"Não selecionamos candidatos com bom desempenho para fazer justiça, mas para proporcionar aos cidadãos a melhor prestação possível de serviços. Outros objetivos, como a diversidade, podem entrar, mas subsidiariamente", contestou Hélio Schwartsman em resposta à minha divergência em relação à sua coluna. Embora tenha sido respeitoso no debate, ainda o considero equivocado em seus argumentos.
Tolerar injustiças e a falta de inclusão para procurar selecionar candidatos com bom desempenho não se reflete necessariamente em uma melhor prestação de serviços públicos. Tampouco parece ser uma boa receita para a construção de uma sociedade mais próspera.
Esse tipo de discurso, em diferentes roupagens, sempre esteve impregnado nos ideais das elites que dominaram o país. Na busca pelo próprio interesse, elas esqueceram de enxergar a sociedade de uma forma integrada e agir em prol do bem comum. Como resultado, contribuíram para a construção de um dos países mais desiguais do mundo. Transformar essa realidade requer a mudança desse tipo de mentalidade.
Um bom desempenho em um concurso geralmente resulta do esforço, dos critérios utilizados pelos organizadores da avaliação e do investimento de tempo e recursos.

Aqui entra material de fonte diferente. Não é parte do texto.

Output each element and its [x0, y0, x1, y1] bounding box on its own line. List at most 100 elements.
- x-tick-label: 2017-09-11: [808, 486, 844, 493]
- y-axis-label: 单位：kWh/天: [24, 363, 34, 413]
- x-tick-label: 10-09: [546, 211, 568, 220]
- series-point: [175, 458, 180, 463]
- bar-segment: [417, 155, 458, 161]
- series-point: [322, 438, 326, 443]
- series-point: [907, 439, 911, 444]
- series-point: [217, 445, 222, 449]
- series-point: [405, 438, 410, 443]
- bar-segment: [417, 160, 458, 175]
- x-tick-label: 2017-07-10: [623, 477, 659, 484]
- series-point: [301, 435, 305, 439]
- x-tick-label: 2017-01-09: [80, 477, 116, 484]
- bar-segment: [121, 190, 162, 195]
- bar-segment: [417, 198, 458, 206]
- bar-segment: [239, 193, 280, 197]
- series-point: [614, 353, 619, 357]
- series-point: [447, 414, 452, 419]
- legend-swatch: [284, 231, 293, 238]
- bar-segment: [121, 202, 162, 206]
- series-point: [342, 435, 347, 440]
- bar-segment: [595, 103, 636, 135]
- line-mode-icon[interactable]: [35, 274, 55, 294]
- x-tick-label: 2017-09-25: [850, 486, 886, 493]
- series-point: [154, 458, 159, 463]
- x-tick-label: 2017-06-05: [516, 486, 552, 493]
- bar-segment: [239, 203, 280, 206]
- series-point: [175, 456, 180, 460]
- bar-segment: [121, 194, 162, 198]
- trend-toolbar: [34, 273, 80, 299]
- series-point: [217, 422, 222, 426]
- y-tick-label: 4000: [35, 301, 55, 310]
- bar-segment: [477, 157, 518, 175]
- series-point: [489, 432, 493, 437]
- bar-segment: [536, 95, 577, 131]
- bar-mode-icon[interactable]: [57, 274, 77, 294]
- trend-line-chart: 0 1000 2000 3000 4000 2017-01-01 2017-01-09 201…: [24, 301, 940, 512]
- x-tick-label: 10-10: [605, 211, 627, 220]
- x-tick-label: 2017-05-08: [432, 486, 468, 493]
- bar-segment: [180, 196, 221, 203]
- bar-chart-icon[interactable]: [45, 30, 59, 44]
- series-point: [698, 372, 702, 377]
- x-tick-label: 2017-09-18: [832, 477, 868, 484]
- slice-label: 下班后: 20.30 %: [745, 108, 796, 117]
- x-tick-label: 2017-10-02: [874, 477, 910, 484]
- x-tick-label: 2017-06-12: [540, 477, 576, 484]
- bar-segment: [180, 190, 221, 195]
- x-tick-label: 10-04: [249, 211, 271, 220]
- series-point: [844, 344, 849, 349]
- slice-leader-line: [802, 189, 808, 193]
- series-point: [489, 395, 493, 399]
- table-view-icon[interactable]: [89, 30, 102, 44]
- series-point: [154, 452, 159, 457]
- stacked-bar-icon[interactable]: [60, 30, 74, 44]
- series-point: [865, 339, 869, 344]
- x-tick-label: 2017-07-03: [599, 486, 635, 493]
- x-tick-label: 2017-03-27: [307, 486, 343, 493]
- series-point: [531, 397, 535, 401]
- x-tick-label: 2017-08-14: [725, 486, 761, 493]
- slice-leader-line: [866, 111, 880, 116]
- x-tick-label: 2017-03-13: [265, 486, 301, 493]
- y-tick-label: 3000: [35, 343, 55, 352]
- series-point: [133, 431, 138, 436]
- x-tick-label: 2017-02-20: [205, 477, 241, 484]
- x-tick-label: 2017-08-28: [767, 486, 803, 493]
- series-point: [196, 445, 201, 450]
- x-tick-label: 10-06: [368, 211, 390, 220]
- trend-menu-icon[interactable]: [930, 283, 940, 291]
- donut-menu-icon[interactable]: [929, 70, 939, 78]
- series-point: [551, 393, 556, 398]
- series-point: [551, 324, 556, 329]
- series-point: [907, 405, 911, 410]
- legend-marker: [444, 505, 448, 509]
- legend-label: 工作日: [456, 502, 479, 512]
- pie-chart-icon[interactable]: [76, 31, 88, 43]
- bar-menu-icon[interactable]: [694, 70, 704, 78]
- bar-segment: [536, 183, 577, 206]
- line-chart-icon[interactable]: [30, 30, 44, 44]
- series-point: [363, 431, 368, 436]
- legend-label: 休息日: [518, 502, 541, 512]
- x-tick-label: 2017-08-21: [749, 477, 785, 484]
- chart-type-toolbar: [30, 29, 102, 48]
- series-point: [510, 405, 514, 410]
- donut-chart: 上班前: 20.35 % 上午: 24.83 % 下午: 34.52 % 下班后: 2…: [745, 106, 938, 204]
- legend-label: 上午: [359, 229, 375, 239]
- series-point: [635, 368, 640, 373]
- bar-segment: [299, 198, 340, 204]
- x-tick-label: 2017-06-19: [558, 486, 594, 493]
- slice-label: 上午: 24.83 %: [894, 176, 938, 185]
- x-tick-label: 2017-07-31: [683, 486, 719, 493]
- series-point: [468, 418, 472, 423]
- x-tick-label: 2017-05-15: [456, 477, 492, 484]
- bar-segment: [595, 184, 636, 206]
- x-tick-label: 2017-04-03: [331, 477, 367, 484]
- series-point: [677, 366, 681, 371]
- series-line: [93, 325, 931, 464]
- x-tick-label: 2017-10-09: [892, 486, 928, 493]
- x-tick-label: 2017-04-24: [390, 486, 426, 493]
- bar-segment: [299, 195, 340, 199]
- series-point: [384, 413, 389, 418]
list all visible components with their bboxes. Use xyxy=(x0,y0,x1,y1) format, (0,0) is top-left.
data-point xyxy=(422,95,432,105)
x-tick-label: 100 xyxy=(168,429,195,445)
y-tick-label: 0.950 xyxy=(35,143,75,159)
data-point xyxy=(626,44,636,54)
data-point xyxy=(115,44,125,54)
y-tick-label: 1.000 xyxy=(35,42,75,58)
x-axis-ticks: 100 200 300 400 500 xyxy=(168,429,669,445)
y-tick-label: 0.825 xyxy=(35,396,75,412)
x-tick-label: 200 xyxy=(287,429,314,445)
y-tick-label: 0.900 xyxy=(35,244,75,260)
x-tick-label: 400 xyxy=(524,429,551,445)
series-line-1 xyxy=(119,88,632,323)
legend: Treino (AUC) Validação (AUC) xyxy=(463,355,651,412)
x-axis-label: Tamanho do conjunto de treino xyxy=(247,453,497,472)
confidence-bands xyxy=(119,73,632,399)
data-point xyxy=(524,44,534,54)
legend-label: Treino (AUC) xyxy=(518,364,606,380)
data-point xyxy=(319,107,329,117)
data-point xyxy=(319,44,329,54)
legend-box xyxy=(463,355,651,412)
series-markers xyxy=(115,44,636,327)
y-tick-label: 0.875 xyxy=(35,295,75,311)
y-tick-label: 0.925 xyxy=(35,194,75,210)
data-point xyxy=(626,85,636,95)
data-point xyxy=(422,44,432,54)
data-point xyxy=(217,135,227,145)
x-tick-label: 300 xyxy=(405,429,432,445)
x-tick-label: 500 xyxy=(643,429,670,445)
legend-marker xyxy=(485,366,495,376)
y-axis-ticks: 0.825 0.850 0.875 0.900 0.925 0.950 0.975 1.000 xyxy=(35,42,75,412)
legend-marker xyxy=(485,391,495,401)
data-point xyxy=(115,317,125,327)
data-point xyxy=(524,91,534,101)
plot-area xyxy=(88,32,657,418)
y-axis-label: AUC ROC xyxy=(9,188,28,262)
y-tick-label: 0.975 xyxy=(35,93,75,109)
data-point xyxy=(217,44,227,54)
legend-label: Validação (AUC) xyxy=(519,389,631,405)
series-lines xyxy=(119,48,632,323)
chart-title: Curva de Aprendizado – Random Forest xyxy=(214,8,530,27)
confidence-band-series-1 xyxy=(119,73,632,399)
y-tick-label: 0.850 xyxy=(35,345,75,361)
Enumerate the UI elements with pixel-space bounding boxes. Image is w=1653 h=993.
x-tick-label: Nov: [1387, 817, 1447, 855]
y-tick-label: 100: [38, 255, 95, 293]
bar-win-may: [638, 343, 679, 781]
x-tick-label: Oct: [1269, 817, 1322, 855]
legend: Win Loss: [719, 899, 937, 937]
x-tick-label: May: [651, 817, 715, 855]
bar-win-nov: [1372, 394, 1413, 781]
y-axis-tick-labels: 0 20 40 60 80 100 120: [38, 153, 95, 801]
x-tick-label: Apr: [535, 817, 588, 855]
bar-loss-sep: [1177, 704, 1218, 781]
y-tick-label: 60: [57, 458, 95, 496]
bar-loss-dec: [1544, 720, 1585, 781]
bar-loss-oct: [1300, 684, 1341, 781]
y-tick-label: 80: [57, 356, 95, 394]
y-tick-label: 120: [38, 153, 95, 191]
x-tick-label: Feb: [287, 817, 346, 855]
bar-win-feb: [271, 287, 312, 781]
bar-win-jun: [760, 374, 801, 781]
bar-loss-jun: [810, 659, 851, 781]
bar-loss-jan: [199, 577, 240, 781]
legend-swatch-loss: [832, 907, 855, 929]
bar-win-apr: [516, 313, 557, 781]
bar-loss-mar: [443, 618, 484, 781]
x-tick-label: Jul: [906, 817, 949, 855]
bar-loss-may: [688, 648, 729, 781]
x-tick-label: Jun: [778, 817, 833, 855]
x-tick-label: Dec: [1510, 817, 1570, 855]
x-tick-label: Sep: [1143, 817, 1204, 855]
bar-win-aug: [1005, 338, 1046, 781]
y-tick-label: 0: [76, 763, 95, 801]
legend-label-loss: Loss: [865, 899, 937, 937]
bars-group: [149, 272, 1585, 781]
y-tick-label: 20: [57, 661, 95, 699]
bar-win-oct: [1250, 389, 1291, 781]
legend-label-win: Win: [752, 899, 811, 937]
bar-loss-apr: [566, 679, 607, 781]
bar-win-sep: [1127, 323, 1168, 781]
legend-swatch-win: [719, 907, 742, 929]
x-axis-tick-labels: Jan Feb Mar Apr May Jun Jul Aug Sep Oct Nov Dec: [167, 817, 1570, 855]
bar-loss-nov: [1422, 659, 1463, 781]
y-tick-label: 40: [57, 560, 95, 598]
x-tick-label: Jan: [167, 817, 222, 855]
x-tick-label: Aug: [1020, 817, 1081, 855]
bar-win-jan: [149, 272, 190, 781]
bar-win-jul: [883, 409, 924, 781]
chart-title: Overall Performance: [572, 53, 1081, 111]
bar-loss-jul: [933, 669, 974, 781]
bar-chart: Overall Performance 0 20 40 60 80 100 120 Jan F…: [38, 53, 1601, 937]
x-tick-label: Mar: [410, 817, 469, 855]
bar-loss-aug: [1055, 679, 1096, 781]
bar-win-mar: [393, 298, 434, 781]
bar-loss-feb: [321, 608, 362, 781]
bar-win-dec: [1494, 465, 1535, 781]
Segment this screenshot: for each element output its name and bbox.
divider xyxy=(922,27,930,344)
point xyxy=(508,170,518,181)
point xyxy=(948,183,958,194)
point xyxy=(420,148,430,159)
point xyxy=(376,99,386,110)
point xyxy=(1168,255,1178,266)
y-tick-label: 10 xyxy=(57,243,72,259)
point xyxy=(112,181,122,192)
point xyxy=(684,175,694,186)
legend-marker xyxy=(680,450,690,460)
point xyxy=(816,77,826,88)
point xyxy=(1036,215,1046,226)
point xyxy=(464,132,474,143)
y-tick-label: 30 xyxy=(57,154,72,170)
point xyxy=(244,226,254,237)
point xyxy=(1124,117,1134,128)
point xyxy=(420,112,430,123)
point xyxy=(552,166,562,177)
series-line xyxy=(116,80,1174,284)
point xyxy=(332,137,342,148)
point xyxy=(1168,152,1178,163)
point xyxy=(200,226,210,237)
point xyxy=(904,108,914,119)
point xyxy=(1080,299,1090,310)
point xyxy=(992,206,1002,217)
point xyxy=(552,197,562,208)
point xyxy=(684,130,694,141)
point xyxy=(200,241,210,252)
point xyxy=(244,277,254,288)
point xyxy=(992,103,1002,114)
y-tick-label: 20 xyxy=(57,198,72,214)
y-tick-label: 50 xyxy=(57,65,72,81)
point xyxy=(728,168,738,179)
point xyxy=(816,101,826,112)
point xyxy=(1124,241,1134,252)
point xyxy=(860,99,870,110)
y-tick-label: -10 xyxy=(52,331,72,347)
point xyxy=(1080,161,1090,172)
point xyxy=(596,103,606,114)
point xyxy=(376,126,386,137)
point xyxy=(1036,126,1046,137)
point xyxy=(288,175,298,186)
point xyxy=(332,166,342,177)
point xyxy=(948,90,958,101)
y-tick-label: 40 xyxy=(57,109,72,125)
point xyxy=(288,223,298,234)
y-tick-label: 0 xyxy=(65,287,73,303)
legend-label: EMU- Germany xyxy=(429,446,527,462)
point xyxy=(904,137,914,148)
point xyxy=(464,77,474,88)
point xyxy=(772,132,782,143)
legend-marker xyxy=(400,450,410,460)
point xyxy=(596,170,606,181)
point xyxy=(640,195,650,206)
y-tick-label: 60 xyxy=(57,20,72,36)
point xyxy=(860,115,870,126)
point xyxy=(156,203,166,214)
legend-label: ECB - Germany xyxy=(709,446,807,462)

Em um país pobre e desigual como o Brasil, poucos têm acesso à segunda parte dessa equação.
Ao não considerar a variabilidade dos desafios enfrentados pelos diferentes subgrupos populacionais, corremos o risco de perpetuar, com maestria, o infeliz hábito de nossa sociedade em premiar predominantemente os mais favorecidos, nem sempre os mais qualificados.
Mesmo que alguns processos seletivos consigam escolher candidatos com elevado nível técnico, a conexão com uma boa prestação de serviços pode não ser muito direta. Tomemos novamente o exemplo das universidades públicas.
Assim como em outros espaços, elas são dominadas por homens brancos de alta renda. Muitos deles aproveitaram suas vantagens de classe, raça e gênero para desenvolver a melhor versão de si, atingindo grande parte de seu potencial. Embora alguns tenham se destacado como profissionais competentes e, dentre esses, alguns demonstrem comprometimento com o bem comum, suas perspectivas moldarão suas preferências e escolhas.
Ser dirigido pelas escolhas e valores de determinado grupo social pode se refletir na melhor prestação possível de serviços para os cidadãos contidos nesse grupo, mas não necessariamente para a sociedade como um todo.
Para evitar o risco de sistematicamente reproduzir as desigualdades preexistentes, tem-se que a inclusão das minorias contribui para a redefinição da agenda de prioridades. Além disso, pode influenciar a visão de mundo daqueles que ocupam posições de poder e que estão interessados em colaborar para construir um país melhor.
O desenho e a implementação de boas políticas públicas geralmente residem nos detalhes. Já perdemos muitos recursos com políticas que, embora bem-intencionadas, não entregaram o que prometeram. Nesse contexto, a diversidade não é algo secundário; pelo contrário, pode potencializar a atuação de todos os atores sociais.
Por fim, Schwartsman, como já discuti em outras colunas, concordo quando diz que devíamos cuidar mais da educação infantil e básica. Mas isso não é um bom argumento para limitar outras intervenções que procure gerar maior igualdade de oportunidades. Além disso, a educação deve ser vista além dos muros da escola.
Para que as expectativas dos altos retornos educacionais sejam absorvidas por aqueles que tiveram piores pontos de partidas, é preciso dar-lhes inspirações de modelos sociais semelhantes. Quando conseguirmos atuar como sociedade para abrir as portas das oportunidades, os resultados serão surpreendentes.
O texto é uma homenagem à música "Subirusdoistiozin", de Criolo.